Может, Роджер все-таки вернулся домой? Мне ведь тоже никто не названивал, наверное, потому, что надобность в этом отпала. Во всяком случае, я себя все чаще этим успокаивал. С каждой неудачей шансы найти его становились все призрачнее, оставляя в душе боль и страх от понимания, что Роджер был для меня всего лишь миражом. Но где-то на задворках сознания назойливо зудело крохотное предчувствие, что еще не все потеряно. И это не давало окончательно скатиться в бездну отчаяния. Мне бы увидеть его хоть раз, убедиться, что с ним все в порядке, попытаться объясниться, рассказать о своих чувствах… Но захочет ли он меня выслушать? Он ведь такой упрямый! А еще чересчур впечатлительный…
Неизвестно, насколько сильно вся эта ситуация повлияла на него, как глубоко ранила.

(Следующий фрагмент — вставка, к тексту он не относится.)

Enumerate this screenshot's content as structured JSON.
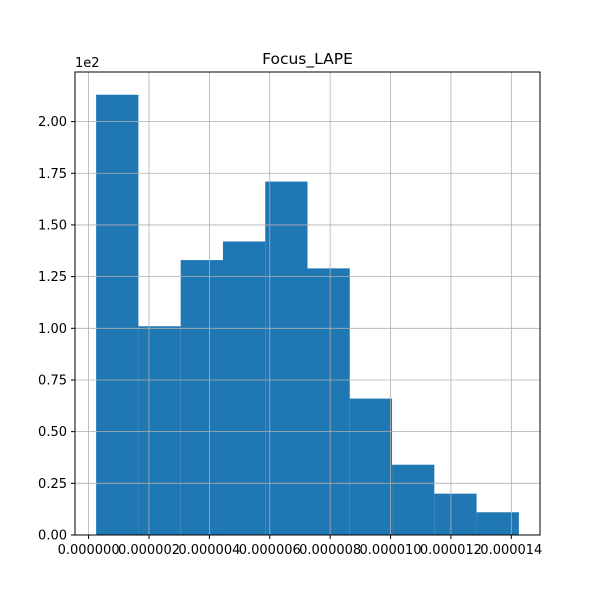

Сохранилось ли в его сердце хоть что-то или там одна ненависть, или, что еще страшнее — пустота? Я был готов ко всему, даже к тому, что он навсегда исчезнет из моей жизни. Наши чувства были взаимны, в этом я не сомневался. Но ведь иногда одной любви бывает недостаточно, и при самом отвратительном раскладе мне пришлось бы его отпустить. Но я сделал бы это только тогда, когда бы полностью убедился, что испробовал все, что возможно. А пока надежда еще маячила на горизонте, я хватался за нее обеими руками и не желал сдаваться. В любом случае, что бы ни произошло в дальнейшем, оставалось просто жить. И ждать…
***
Резкий стук вырывает меня из воспоминаний. Поворачиваюсь на голос и замечаю застывшую в дверях домработницу.
— Доктор Мэй, может, приготовить чай? С молоком, как вам нравится…
И опять этот встревоженный, сочувствующий взгляд, будто я серьезно болен. Она жалеет меня, я это чувствую. Вероятно, подозревает, что Роджер значит для меня гораздо больше, чем… Хотя неизвестно, понимает ли она вообще, какие у нас с ним отношения. Но каждый раз, обнаруживая меня замершего у окна в гостиной, она неизменно предлагает чай и утешает одними и теми же словами, что он обязательно вернется. Я в этом уже не так уверен.
— Благодарю вас… — Давлю из себя улыбку и киваю. — Но, если не сложно, сварите лучше кофе. Что-то я с утра не могу проснуться.
Она уходит, а я снова возвращаюсь к созерцанию окутанных ранними сумерками улиц. Редкие снежинки вытанцовывают странные порывистые танцы: то кружатся по спирали, то рассыпаются в разные стороны маленькими фейерверками. Но против ожидания, первый снег не приносит радости. Хотел бы я сейчас стоять рядом с Роджером, прижимая его к себе, вести неспешные беседы или молчать и смотреть, как крыши домов постепенно покрываются белым. Хорошо, что дождь наконец закончился. Зато ветер уж больно свирепствует: со свистом врезается в окна, отдаваясь на стеклах резким дребезжанием. Нужно шарф теплый достать… Еще бы заставить себя собраться в дорогу, а то так все и валяется на кровати.